Модератор
Yui
(@fierevere)
永子
а что интересно заставляет думать что WP при начальной установке лишен безопасности настолько что заставляет помимо знаменитой «5 минутной» установки производить еще какие-то действия и ставить плагины?
имхо все остальное «на любителя» и должно использоваться по ситуации
Модератор
Юрій
(@yube)
а что интересно заставляет думать…
Знакомство с Джумлой, я предполагаю 🙂
Наглая брехня? Я спрашиваю у практиков, главное конечно получать удовольствие, но не таким же образом, восстанавливая сайты?
http://goo.gl/gsXFOl
если у вас логин admin с паролем 123, то никакие плагины безопасности вас не спасут. а если судить по этому форуму, то больше проблем пользователям доставляют именно сами плагины безопасности, а не мифические хакеры.
если у вас всегда последняя версия движка и вы вовремя обновляете плагины, то никаких дополнительных настроек безопасности не требуется. за исключением, конечно, установки сложных паролей на все и вся.
то больше проблем пользователям доставляют именно сами плагины безопасности,
а ещё большие — темы с помоек. 🙂
ЗЫ. Cifeg, показывайте нормальные ссылки, а не редиректные. (Это кстати, напрямую относится к вопросам безопасности)

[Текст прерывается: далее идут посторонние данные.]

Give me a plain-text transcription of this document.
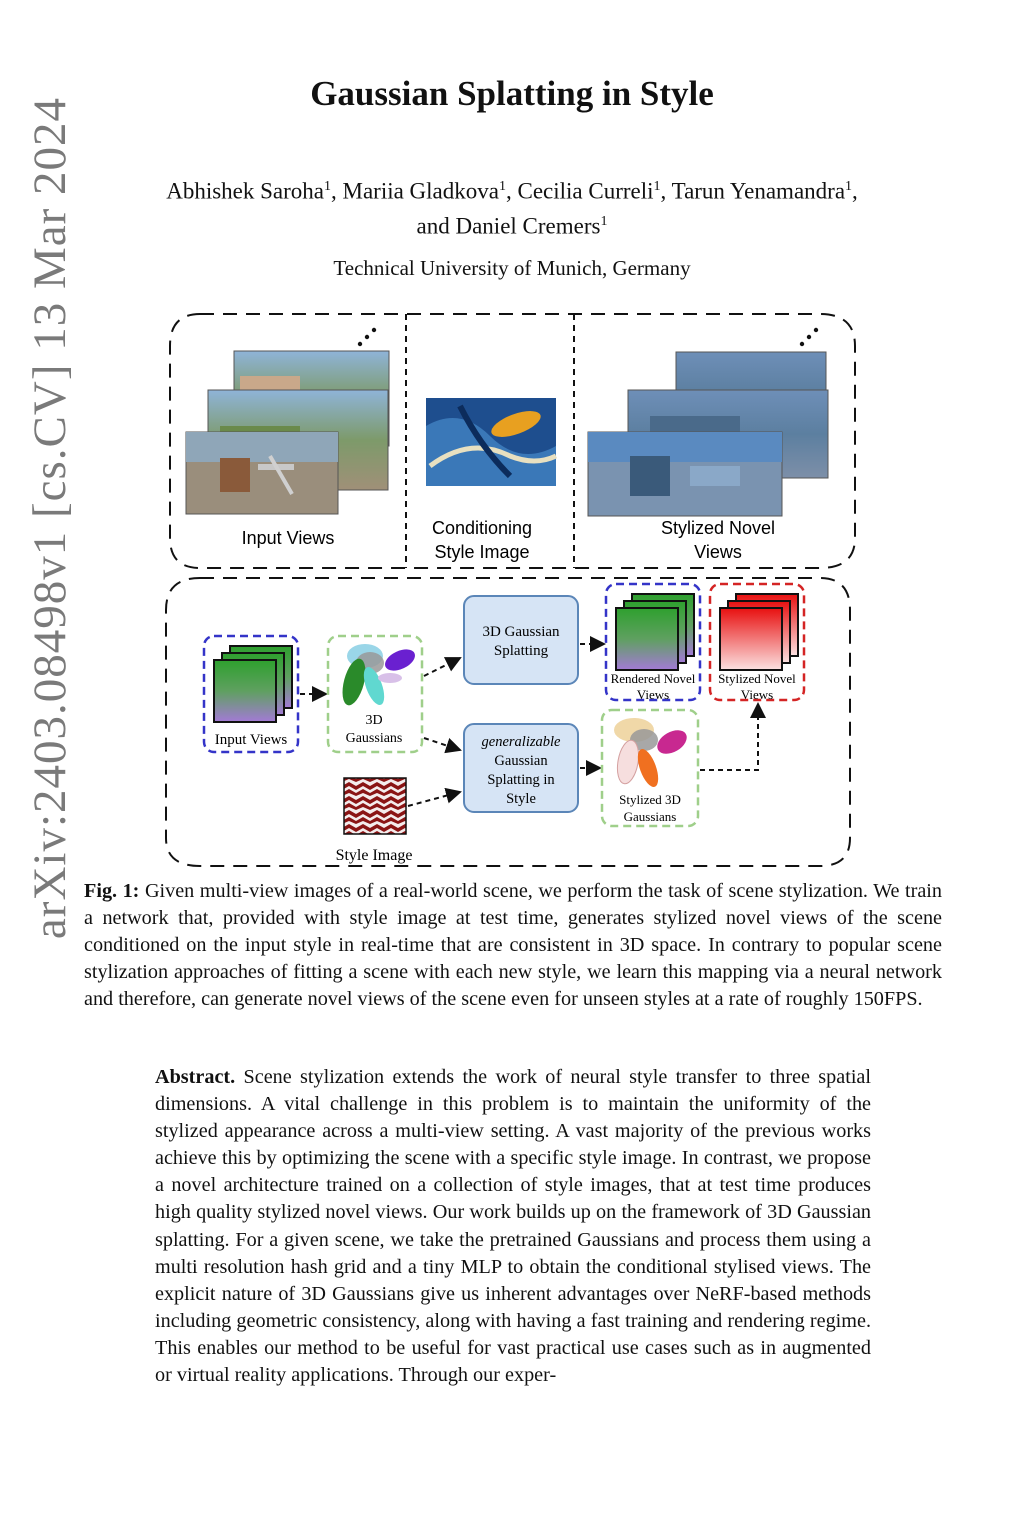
arXiv:2403.08498v1 [cs.CV] 13 Mar 2024
Gaussian Splatting in Style
Abhishek Saroha$^1$, Mariia Gladkova$^1$, Cecilia Curreli$^1$, Tarun Yenamandra$^1$,
and Daniel Cremers$^1$
Technical University of Munich, Germany
Input Views	Conditioning
Style Image
Stylized Novel
Views
Input Views
3D
Gaussians
3D Gaussian
Splatting
generalizable
Gaussian
Splatting in
Style
Rendered Novel
Views
Stylized Novel
Views
Stylized 3D
Gaussians
Style Image
Fig. 1: Given multi-view images of a real-world scene, we perform the task of scene stylization. We train a network that, provided with style image at test time, generates stylized novel views of the scene conditioned on the input style in real-time that are consistent in 3D space. In contrary to popular scene stylization approaches of fitting a scene with each new style, we learn this mapping via a neural network and therefore, can generate novel views of the scene even for unseen styles at a rate of roughly 150FPS.
Abstract. Scene stylization extends the work of neural style transfer to three spatial dimensions. A vital challenge in this problem is to maintain the uniformity of the stylized appearance across a multi-view setting. A vast majority of the previous works achieve this by optimizing the scene with a specific style image. In contrast, we propose a novel architecture trained on a collection of style images, that at test time produces high quality stylized novel views. Our work builds up on the framework of 3D Gaussian splatting. For a given scene, we take the pretrained Gaussians and process them using a multi resolution hash grid and a tiny MLP to obtain the conditional stylised views. The explicit nature of 3D Gaussians give us inherent advantages over NeRF-based methods including geometric consistency, along with having a fast training and rendering regime. This enables our method to be useful for vast practical use cases such as in augmented or virtual reality applications. Through our exper-
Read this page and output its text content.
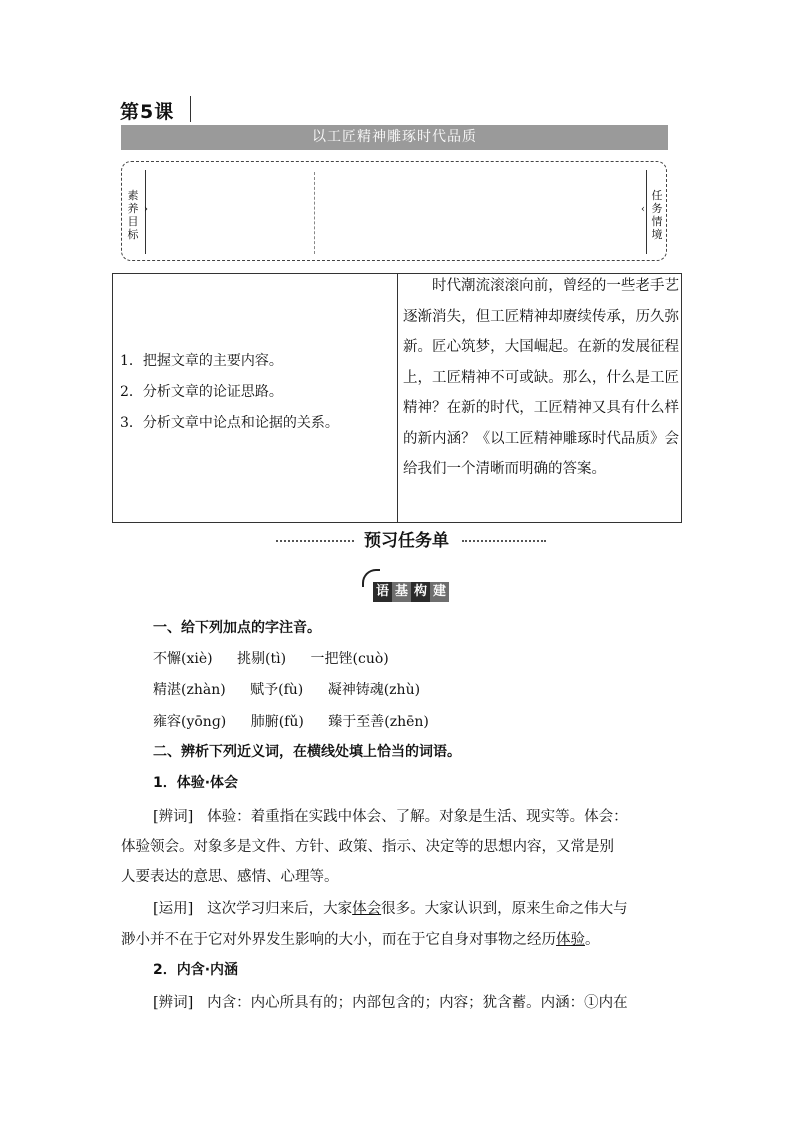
第5课
以工匠精神雕琢时代品质
素养目标
›
任务情境
‹
1．把握文章的主要内容。
2．分析文章的论证思路。
3．分析文章中论点和论据的关系。
时代潮流滚滚向前，曾经的一些老手艺逐渐消失，但工匠精神却赓续传承，历久弥新。匠心筑梦，大国崛起。在新的发展征程上，工匠精神不可或缺。那么，什么是工匠精神？在新的时代，工匠精神又具有什么样的新内涵？《以工匠精神雕琢时代品质》会给我们一个清晰而明确的答案。
预习任务单
语 基 构 建
一、给下列加点的字注音。
不懈(xiè) 挑剔(tì) 一把锉(cuò)
精湛(zhàn) 赋予(fù) 凝神铸魂(zhù)
雍容(yōnɡ) 肺腑(fǔ) 臻于至善(zhēn)
二、辨析下列近义词，在横线处填上恰当的词语。
1．体验·体会
[辨词] 体验：着重指在实践中体会、了解。对象是生活、现实等。体会：
体验领会。对象多是文件、方针、政策、指示、决定等的思想内容，又常是别
人要表达的意思、感情、心理等。
[运用] 这次学习归来后，大家体会很多。大家认识到，原来生命之伟大与
渺小并不在于它对外界发生影响的大小，而在于它自身对事物之经历体验。
2．内含·内涵
[辨词] 内含：内心所具有的；内部包含的；内容；犹含蓄。内涵：①内在
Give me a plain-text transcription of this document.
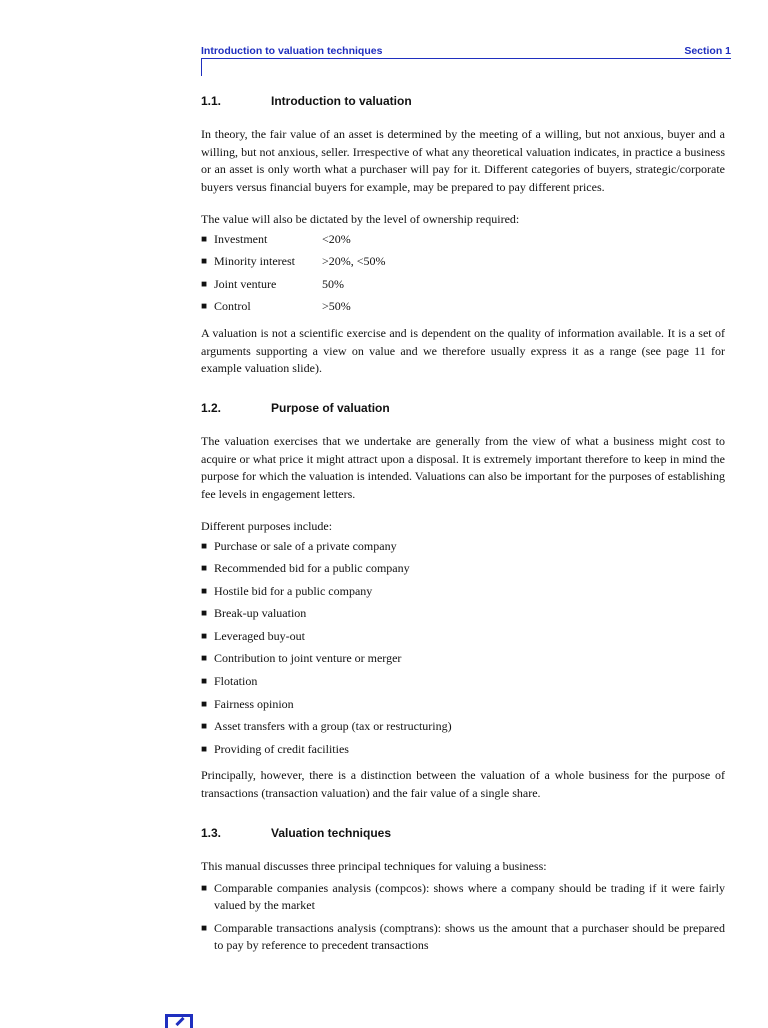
Introduction to valuation techniques	Section 1
1.1.	Introduction to valuation

In theory, the fair value of an asset is determined by the meeting of a willing, but not anxious, buyer and a willing, but not anxious, seller. Irrespective of what any theoretical valuation indicates, in practice a business or an asset is only worth what a purchaser will pay for it. Different categories of buyers, strategic/corporate buyers versus financial buyers for example, may be prepared to pay different prices.

The value will also be dictated by the level of ownership required:

■ Investment	<20%
■ Minority interest >20%, <50%
■ Joint venture	50%
■ Control	>50%

A valuation is not a scientific exercise and is dependent on the quality of information available. It is a set of arguments supporting a view on value and we therefore usually express it as a range (see page 11 for example valuation slide).

1.2.	Purpose of valuation

The valuation exercises that we undertake are generally from the view of what a business might cost to acquire or what price it might attract upon a disposal. It is extremely important therefore to keep in mind the purpose for which the valuation is intended. Valuations can also be important for the purposes of establishing fee levels in engagement letters.

Different purposes include:

■ Purchase or sale of a private company
■ Recommended bid for a public company
■ Hostile bid for a public company
■ Break-up valuation
■ Leveraged buy-out
■ Contribution to joint venture or merger
■ Flotation
■ Fairness opinion
■ Asset transfers with a group (tax or restructuring)
■ Providing of credit facilities

Principally, however, there is a distinction between the valuation of a whole business for the purpose of transactions (transaction valuation) and the fair value of a single share.

1.3.	Valuation techniques

This manual discusses three principal techniques for valuing a business:

■ Comparable companies analysis (compcos): shows where a company should be trading if it were fairly valued by the market
■ Comparable transactions analysis (comptrans): shows us the amount that a purchaser should be prepared to pay by reference to precedent transactions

Форум подглюкивает, раз 5 редактировал пока нормально сылка не записалась.
Ну вы предлагаете ничего не делать. Но если есть какие-либо вкусняшки для WordPress, то сами по себе они могут быть источником проблем безопасности, — здесь уже ничего не сделать, только «вовремя обновлять» все что обновляется?
Модератор
Yui
(@fierevere)
永子
абсолютного средства нет. даже в софте который по 20 лет используется практически везде порой находят дыры ну просто эпического масштаба ( да это намек на CVE-2014-6271 )
Если захотят сломать — сломают, вопрос лишь средств и времени.
Относитесь к этому проще, самое лучше средство защиты — иметь актуальные бэкапы, лучше несколько, с возможностью отследить изменения и восстановить.
В остальном же, обычный регулярно обновляемый WP вполне соответствует необходимому уровню, темы-плагины с официального каталога. Кстати недавно взломали iThemes (платные темы)
Если допекают боты с брютфорсами админки — плагин limit login attempts
Впрочем боты тупы, могут час долбиться и ловить 301 на другой url http://storage7.static.itmages.ru/i/14/0925/h_1411669131_7867512_4d04a6355c.png
раз 5 редактировал пока нормально сылка не записалась.
Я не про «нормально записалась», а про нормальные ссылки. Что бы человек видел куда переходит. НЕ через редиректы!
Надеюсь, теперь понятно.
У меня просто весь текст в ссылку пошел, не знаю что опаснее ).
Ну так из вопроса выбора — средства/время — пускай ломают 500 лет, если больше нечего делать, но не 500 минут! Здесь уже 90% отвалятся, главное что бы не было мучительно больно за время долгого восстановления сайта.
какая-то истерия пошла со взломами и защиты от злобных какеров
хоть бы кто спросил про защиту от DoS 🙂
защиту от DoS 🙂
DOS сама давно умерла 🙂
А вот DDoS — это совсем другое дело 🙂
Но защита от этого — в наше время понятие больше маркетинговое, нежели техническое. И к ВП уж точно отношения не имеет.
Модератор
Yui
(@fierevere)
永子
термин DoS (Denial of Service) тоже имеет право на жизнь,
если скажем у жертвы WP 3.9.1 или более ранний, то даже с одного атакующего адреса можно вызвать отказ в обслуживании ( http://www.breaksec.com/?p=6362 )
так что «Distributed» т.е. множественные источники атаки иногда совсем не требуются
то даже с одного атакующего адреса можно вызвать отказ в обслуживании
Так то смотря какой хостер 🙂
Модератор
Yui
(@fierevere)
永子
в случае дефектов в ПО — любой хостер, который вовремя не обновил это ПО (или клиент хостера)
для xml атак по ссылке хватит EDGE соединения, хостер может быть весьма и весьма крутым, т.к. там при минимальных затратах на атаку обьемы пожираемой памяти на сервере достигают десятков гигабайт.
Yui, я о том, что после прошлогодних событий многие хостеры ограничили кол-во запросов с 1 ИП в ед. времени.
(ЗЫ. Аглицкого не знаю, потому оценить что там по ссылке не могу.)